Pläne für die „Nato 2030“

Auf dem Verhandlungstisch in Brüssel liegen sieben Themen, die das neue strategische Konzept „Nato 2030“ inhaltlich prägen sollen. Dazu gehört der Vorschlag, dass die Mitglieder mehr Geld in den Gemeinschaftsetat einzahlen sollen. Aus einem größeren Gemeinschaftstopf, so Stoltenberg, könnten die Ausgaben der Verbündeten für ihre operativen Einsätze und Beiträge zur Bündnisverteidigung kompensiert werden. Darüber hinaus schlägt der Generalsekretär die Aufstellung eines neuen Ausbildungs- und Kooperationskommandos vor. So will das Bündnis seine militärischen Trainings- und Beratungsmissionen für interessierte Partnerstaaten besser bündeln. Die Beziehungen mit Ländern in der pazifischen Region sollen 2022 auf einem Nato-Asien Gipfel neue Impulse erhalten. Generell soll mit Blick auf China die gesamte Region politisch aufgewertet werden.

Eine noch zu verkündende technologische Innovationsinitiative soll sicherstellen, dass die Nato auf der Höhe des technologischen Fortschritts bleiben und den Umgang mit disruptiven Technologien besser managen kann. Ein weiterer Vorschlag des Generalsekretärs betrifft die Krisenvorsorge- und Widerstandsfähigkeiten (Resilienz) der Bündnispartner. Obwohl Katastrophenschutz, inklusive der Sicherstellung öffentlicher Grundversorgung, primär eine nationale Aufgabe ist, will die Nato ihre Mitglieder künftig stärker unterstützen, um sich gegen mögliche Cyber- und bewaffnete Angriffe auf Wasser‑, Energie‑, Verkehrs- und Kommunikationssysteme gezielter zu wappnen.
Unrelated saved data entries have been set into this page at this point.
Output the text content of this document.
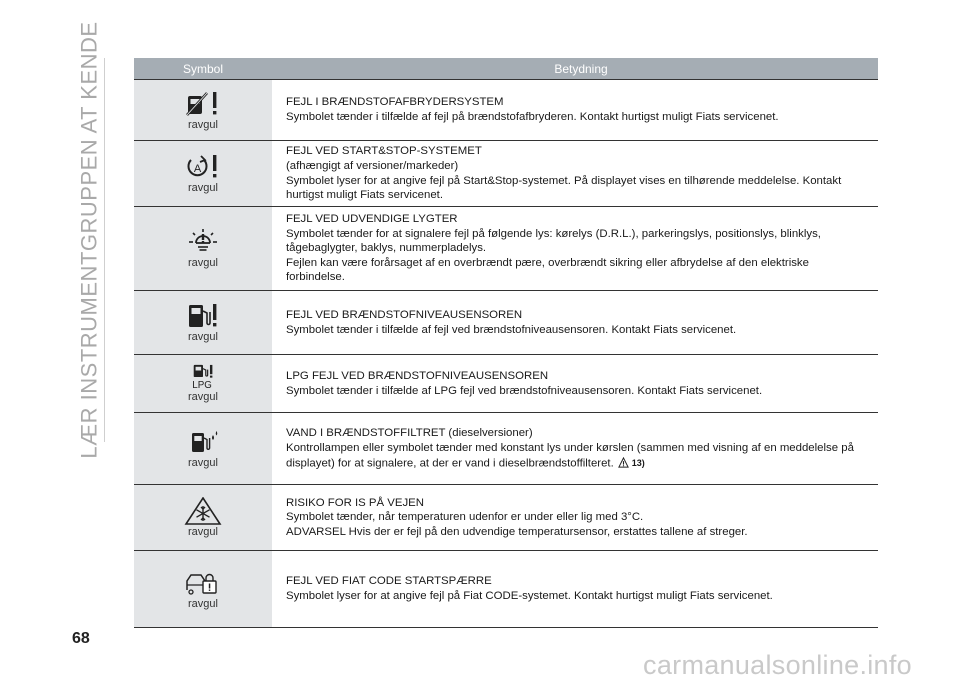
LÆR INSTRUMENTGRUPPEN AT KENDE	Symbol	Betydning
ravgul

FEJL I BRÆNDSTOFAFBRYDERSYSTEM

Symbolet tænder i tilfælde af fejl på brændstofafbryderen. Kontakt hurtigst muligt Fiats servicenet.

A
ravgul

FEJL VED START&STOP-SYSTEMET

(afhængigt af versioner/markeder)

Symbolet lyser for at angive fejl på Start&Stop-systemet. På displayet vises en tilhørende meddelelse. Kontakt hurtigst muligt Fiats servicenet.

ravgul

FEJL VED UDVENDIGE LYGTER

Symbolet tænder for at signalere fejl på følgende lys: kørelys (D.R.L.), parkeringslys, positionslys, blinklys, tågebaglygter, baklys, nummerpladelys.

Fejlen kan være forårsaget af en overbrændt pære, overbrændt sikring eller afbrydelse af den elektriske forbindelse.

ravgul

FEJL VED BRÆNDSTOFNIVEAUSENSOREN

Symbolet tænder i tilfælde af fejl ved brændstofniveausensoren. Kontakt Fiats servicenet.

LPG
ravgul

LPG FEJL VED BRÆNDSTOFNIVEAUSENSOREN

Symbolet tænder i tilfælde af LPG fejl ved brændstofniveausensoren. Kontakt Fiats servicenet.

ravgul

VAND I BRÆNDSTOFFILTRET (dieselversioner)

Kontrollampen eller symbolet tænder med konstant lys under kørslen (sammen med visning af en meddelelse på displayet) for at signalere, at der er vand i dieselbrændstoffilteret. 13)

ravgul

RISIKO FOR IS PÅ VEJEN

Symbolet tænder, når temperaturen udenfor er under eller lig med 3°C.

ADVARSEL Hvis der er fejl på den udvendige temperatursensor, erstattes tallene af streger.

ravgul

FEJL VED FIAT CODE STARTSPÆRRE

Symbolet lyser for at angive fejl på Fiat CODE-systemet. Kontakt hurtigst muligt Fiats servicenet.

68
carmanualsonline.info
Nach Stoltenbergs Vorstellung soll die Nato auch eine Vorreiterrolle beim Kampf gegen den Klimawandel spielen. Durch die Einführung von Standards für militärische Fahrzeuge und Ausrüstung will die Nato einen Beitrag zur Reduzierung der Treibhausemissionen leisten. Auch einen jährlichen Klimagipfel möchte der Generalsekretär künftig ausrichten. Zu guter Letzt hat der NATO-Chef einige Vorschläge gemacht, wie die Mitglieder mehr miteinander reden könnten. Dies soll hauptsächlich auf jährlichen Treffen der Staats- und Regierungschefs sowie in verschiedenen Formaten geschehen. Überdies möchte er seinen politischen Gestaltungsspielraum erweitert sehen und einen größeren Zivilhaushalt.

Über die strategische Relevanz dieser Vorschläge lässt sich diskutieren. Natürlich sind Budgetfragen und Themen wie Klimawandel, Resilienz und Partnerschaften sicherheitspolitisch wichtig. Was aber ist mit Terrorismusbedrohungen, nuklearen Proliferationsgefahren, der notwendigen Wiederbelebung von Rüstungskontrollabkommen oder der zentralen Frage, wie die Nato künftig die Sicherheit in ihrer europäischen Nachbarschaft stabilisieren will? 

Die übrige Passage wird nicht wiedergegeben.